Camera: Sylvia Safdie
Editing: Patrick Andrew Boivin, Sylvia Safdie
Audio: Silent
The subject of the Moroccan series concerns the Jewish Berbers of southern Morocco who lived there for 2500 years. The work is a poetic evocation of a place and marks the dispersion of a society from its home, its place of origin. It is the result of research, interviews and several trips that I made to southern Morocco, starting in 1981 that culminated in a series of videos, photographs and drawings.
Amzrou, is a Kasbah in the Draa valley, at the tip of the Sahara Desert in southern Morocco. For over 2,500 years it was the home of a large Jewish community that lived for centuries in harmony with the local Berber tribes. Today, members of the Draouis tribe are the sole occupants of the Kasbah and occupy the homes in the mellah (Jewish quarter), where Jews used to live. The Jews were involved in crafts (jewelry, metalwork, woodwork, leather, etc.) as well as in trade. In 1958, the 18 families living in the mellah left for Israel. Today the Draouis continue the tradition of the artisans and they attribute their knowledge to the Jews who taught them their trade and left them their tools and casts.
The synagogue is located at 8 Mellah, in the heart of the old Jewish quarter. It was constructed approximately 800 years ago. It was abandoned when the Jews left. Local Draoui[s] families used it as an oven for cooking and baking, hence the ash black color stained on the walls and ground. Today, a guardian, Mbark, will open the door for visitors for a sum of money.

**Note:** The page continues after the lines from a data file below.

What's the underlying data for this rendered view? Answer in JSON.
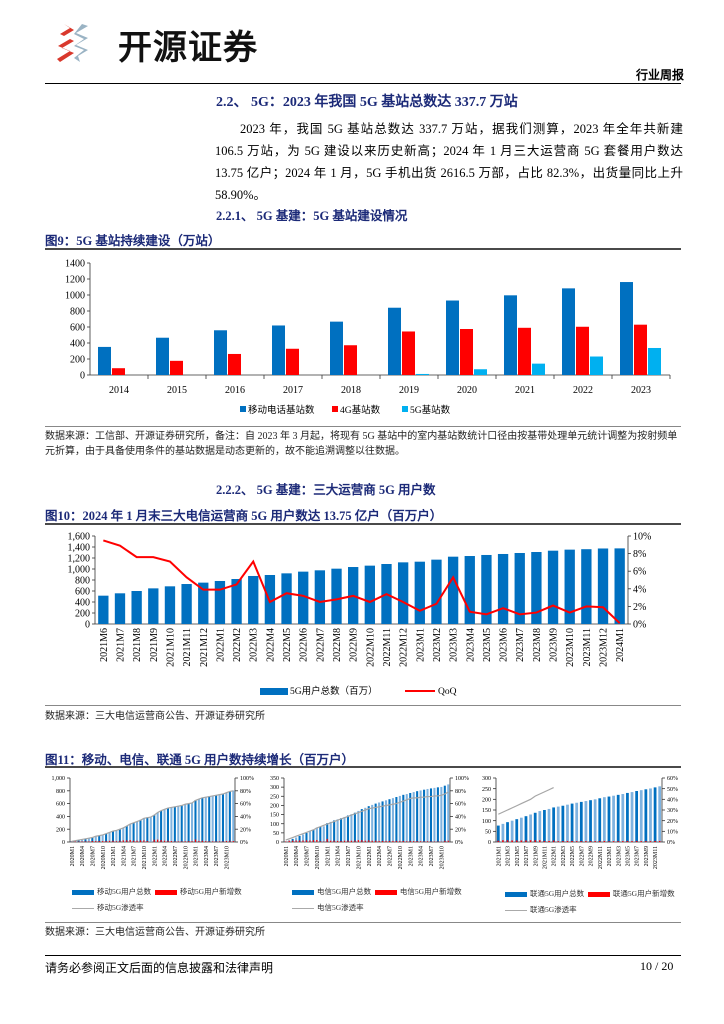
{
  "header": {
    "logo_text": "开源证券",
    "report_type": "行业周报"
  },
  "section": {
    "heading": "2.2、 5G：2023 年我国 5G 基站总数达 337.7 万站",
    "paragraph": "2023 年，我国 5G 基站总数达 337.7 万站，据我们测算，2023 年全年共新建 106.5 万站，为 5G 建设以来历史新高；2024 年 1 月三大运营商 5G 套餐用户数达 13.75 亿户；2024 年 1 月，5G 手机出货 2616.5 万部，占比 82.3%，出货量同比上升 58.90%。",
    "sub1": "2.2.1、 5G 基建：5G 基站建设情况",
    "sub2": "2.2.2、 5G 基建：三大运营商 5G 用户数"
  },
  "figures": {
    "fig9_title": "图9：5G 基站持续建设（万站）",
    "fig9_source": "数据来源：工信部、开源证券研究所，备注：自 2023 年 3 月起，将现有 5G 基站中的室内基站数统计口径由按基带处理单元统计调整为按射频单元折算，由于具备使用条件的基站数据是动态更新的，故不能追溯调整以往数据。",
    "fig10_title": "图10：2024 年 1 月末三大电信运营商 5G 用户数达 13.75 亿户（百万户）",
    "fig10_source": "数据来源：三大电信运营商公告、开源证券研究所",
    "fig11_title": "图11：移动、电信、联通 5G 用户数持续增长（百万户）",
    "fig11_source": "数据来源：三大电信运营商公告、开源证券研究所"
  },
  "footer": {
    "disclaimer": "请务必参阅正文后面的信息披露和法律声明",
    "page": "10 / 20"
  },
  "colors": {
    "blue": "#0070c0",
    "red": "#ff0000",
    "cyan": "#00b0f0",
    "line_gray": "#a6a6a6",
    "heading": "#1c2a78"
  },
  "chart_data": [
    {
      "type": "bar",
      "categories": [
        "2014",
        "2015",
        "2016",
        "2017",
        "2018",
        "2019",
        "2020",
        "2021",
        "2022",
        "2023"
      ],
      "series": [
        {
          "name": "移动电话基站数",
          "values": [
            351,
            466,
            559,
            619,
            667,
            841,
            931,
            996,
            1083,
            1162
          ]
        },
        {
          "name": "4G基站数",
          "values": [
            85,
            177,
            263,
            328,
            372,
            544,
            575,
            590,
            603,
            629
          ]
        },
        {
          "name": "5G基站数",
          "values": [
            0,
            0,
            0,
            0,
            0,
            13,
            72,
            142,
            231,
            337.7
          ]
        }
      ],
      "yticks": [
        "0",
        "200",
        "400",
        "600",
        "800",
        "1000",
        "1200",
        "1400"
      ],
      "ylim": [
        0,
        1400
      ],
      "legend": "bottom",
      "grid": false
    },
    {
      "type": "bar+line",
      "categories": [
        "2021M6",
        "2021M7",
        "2021M8",
        "2021M9",
        "2021M10",
        "2021M11",
        "2021M12",
        "2022M1",
        "2022M2",
        "2022M3",
        "2022M4",
        "2022M5",
        "2022M6",
        "2022M7",
        "2022M8",
        "2022M9",
        "2022M10",
        "2022M11",
        "2022M12",
        "2023M1",
        "2023M2",
        "2023M3",
        "2023M4",
        "2023M5",
        "2023M6",
        "2023M7",
        "2023M8",
        "2023M9",
        "2023M10",
        "2023M11",
        "2023M12",
        "2024M1"
      ],
      "series": [
        {
          "name": "5G用户总数（百万）",
          "axis": "left",
          "values": [
            515,
            558,
            600,
            648,
            685,
            727,
            752,
            782,
            818,
            873,
            891,
            921,
            952,
            976,
            1006,
            1036,
            1061,
            1091,
            1121,
            1133,
            1170,
            1224,
            1236,
            1255,
            1273,
            1291,
            1309,
            1333,
            1352,
            1360,
            1373,
            1375
          ]
        },
        {
          "name": "QoQ",
          "axis": "right",
          "values": [
            9.5,
            8.9,
            7.6,
            7.6,
            7.1,
            5.3,
            3.9,
            3.9,
            4.5,
            7.1,
            2.5,
            3.5,
            3.2,
            2.5,
            2.8,
            3.2,
            2.5,
            3.4,
            2.5,
            1.5,
            2.3,
            5.3,
            1.4,
            1.1,
            1.8,
            1.1,
            1.3,
            2.1,
            1.3,
            2.0,
            1.9,
            0.1
          ]
        }
      ],
      "yticks_left": [
        "0",
        "200",
        "400",
        "600",
        "800",
        "1,000",
        "1,200",
        "1,400",
        "1,600"
      ],
      "yticks_right": [
        "0%",
        "2%",
        "4%",
        "6%",
        "8%",
        "10%"
      ],
      "ylim_left": [
        0,
        1600
      ],
      "ylim_right": [
        0,
        10
      ],
      "legend": "bottom"
    },
    {
      "type": "bar+line",
      "tick_labels": [
        "2020M1",
        "2020M4",
        "2020M7",
        "2020M10",
        "2021M1",
        "2021M4",
        "2021M7",
        "2021M10",
        "2022M1",
        "2022M4",
        "2022M7",
        "2022M10",
        "2023M1",
        "2023M4",
        "2023M7",
        "2023M10"
      ],
      "tick_every": 3,
      "series": [
        {
          "name": "移动5G用户总数",
          "axis": "left",
          "values": [
            10,
            18,
            25,
            35,
            45,
            55,
            70,
            85,
            100,
            114,
            130,
            148,
            168,
            180,
            200,
            225,
            250,
            280,
            300,
            320,
            345,
            370,
            385,
            387,
            423,
            460,
            490,
            510,
            530,
            545,
            555,
            565,
            575,
            587,
            600,
            614,
            653,
            670,
            690,
            704,
            715,
            725,
            735,
            745,
            755,
            770,
            790,
            805
          ]
        },
        {
          "name": "移动5G用户新增数",
          "axis": "left",
          "values": [
            5,
            8,
            7,
            10,
            10,
            10,
            15,
            15,
            15,
            14,
            16,
            18,
            20,
            12,
            20,
            25,
            25,
            30,
            20,
            20,
            25,
            25,
            15,
            2,
            36,
            37,
            30,
            20,
            20,
            15,
            10,
            10,
            10,
            12,
            13,
            14,
            39,
            17,
            20,
            14,
            11,
            10,
            10,
            10,
            10,
            15,
            20,
            15
          ]
        },
        {
          "name": "移动5G渗透率",
          "axis": "right",
          "values": [
            1,
            2,
            3,
            4,
            5,
            6,
            7,
            9,
            10,
            11,
            13,
            15,
            17,
            18,
            20,
            22,
            25,
            28,
            30,
            32,
            34,
            37,
            38,
            39,
            42,
            46,
            49,
            51,
            53,
            54,
            55,
            56,
            57,
            59,
            60,
            61,
            65,
            67,
            69,
            70,
            71,
            72,
            73,
            74,
            75,
            77,
            79,
            80
          ]
        }
      ],
      "yticks_left": [
        "0",
        "200",
        "400",
        "600",
        "800",
        "1,000"
      ],
      "yticks_right": [
        "0%",
        "20%",
        "40%",
        "60%",
        "80%",
        "100%"
      ],
      "ylim_left": [
        0,
        1000
      ],
      "ylim_right": [
        0,
        100
      ]
    },
    {
      "type": "bar+line",
      "tick_labels": [
        "2020M1",
        "2020M4",
        "2020M7",
        "2020M10",
        "2021M1",
        "2021M4",
        "2021M7",
        "2021M10",
        "2022M1",
        "2022M4",
        "2022M7",
        "2022M10",
        "2023M1",
        "2023M4",
        "2023M7",
        "2023M10"
      ],
      "tick_every": 3,
      "series": [
        {
          "name": "电信5G用户总数",
          "axis": "left",
          "values": [
            3,
            10,
            17,
            25,
            33,
            41,
            50,
            58,
            68,
            79,
            83,
            86,
            103,
            110,
            118,
            124,
            130,
            137,
            145,
            152,
            160,
            170,
            180,
            187,
            196,
            203,
            210,
            216,
            222,
            228,
            234,
            240,
            246,
            252,
            258,
            262,
            268,
            273,
            278,
            282,
            286,
            290,
            293,
            296,
            299,
            301,
            308,
            315
          ]
        },
        {
          "name": "电信5G用户新增数",
          "axis": "left",
          "values": [
            3,
            7,
            7,
            8,
            8,
            8,
            9,
            8,
            10,
            11,
            4,
            3,
            17,
            7,
            8,
            6,
            6,
            7,
            8,
            7,
            8,
            10,
            10,
            7,
            9,
            7,
            7,
            6,
            6,
            6,
            6,
            6,
            6,
            6,
            6,
            4,
            6,
            5,
            5,
            4,
            4,
            4,
            3,
            3,
            3,
            2,
            7,
            7
          ]
        },
        {
          "name": "电信5G渗透率",
          "axis": "right",
          "values": [
            3,
            5,
            7,
            9,
            11,
            13,
            15,
            17,
            19,
            22,
            24,
            26,
            28,
            30,
            32,
            34,
            36,
            38,
            40,
            42,
            44,
            46,
            48,
            50,
            52,
            53,
            54,
            55,
            56,
            57,
            58,
            59,
            60,
            62,
            64,
            66,
            68,
            69,
            69,
            70,
            70,
            71,
            71,
            72,
            72,
            73,
            75,
            78
          ]
        }
      ],
      "yticks_left": [
        "0",
        "50",
        "100",
        "150",
        "200",
        "250",
        "300",
        "350"
      ],
      "yticks_right": [
        "0%",
        "20%",
        "40%",
        "60%",
        "80%",
        "100%"
      ],
      "ylim_left": [
        0,
        350
      ],
      "ylim_right": [
        0,
        100
      ]
    },
    {
      "type": "bar+line",
      "tick_labels": [
        "2021M1",
        "2021M3",
        "2021M5",
        "2021M7",
        "2021M9",
        "2021M11",
        "2022M1",
        "2022M3",
        "2022M5",
        "2022M7",
        "2022M9",
        "2022M11",
        "2023M1",
        "2023M3",
        "2023M5",
        "2023M7",
        "2023M9",
        "2023M11"
      ],
      "tick_every": 2,
      "series": [
        {
          "name": "联通5G用户总数",
          "axis": "left",
          "values": [
            77,
            85,
            93,
            100,
            107,
            114,
            121,
            129,
            137,
            145,
            150,
            155,
            162,
            166,
            170,
            175,
            180,
            184,
            188,
            192,
            196,
            200,
            205,
            210,
            213,
            217,
            221,
            225,
            230,
            234,
            239,
            243,
            247,
            251,
            256,
            261
          ]
        },
        {
          "name": "联通5G用户新增数",
          "axis": "left",
          "values": [
            6,
            8,
            8,
            7,
            7,
            7,
            7,
            8,
            8,
            8,
            5,
            5,
            7,
            4,
            4,
            5,
            5,
            4,
            4,
            4,
            4,
            4,
            5,
            5,
            3,
            4,
            4,
            4,
            5,
            4,
            5,
            4,
            4,
            4,
            5,
            5
          ]
        },
        {
          "name": "联通5G渗透率",
          "axis": "right",
          "values": [
            26,
            28,
            30,
            32,
            34,
            36,
            38,
            40,
            43,
            45,
            47,
            49,
            51
          ]
        }
      ],
      "yticks_left": [
        "0",
        "50",
        "100",
        "150",
        "200",
        "250",
        "300"
      ],
      "yticks_right": [
        "0%",
        "10%",
        "20%",
        "30%",
        "40%",
        "50%",
        "60%"
      ],
      "ylim_left": [
        0,
        300
      ],
      "ylim_right": [
        0,
        60
      ]
    }
  ]
}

Pise, the traditional material used in the buildings of the area is as free as the earth. It is the ground one walks on. The earth is shovelled up and cast through a strainer and then mixed with straw and water. It is known as “the material blessed by God.” In a synagogue, small windows, and the quiet and soft intimacy of the sound inside a pise structure, brings a spiritual element. At the same time pise is in a continual state of erosion, shedding fine dust. Today, after years of abandonment, the synagogue is filled with layers of dust accumulated over generations.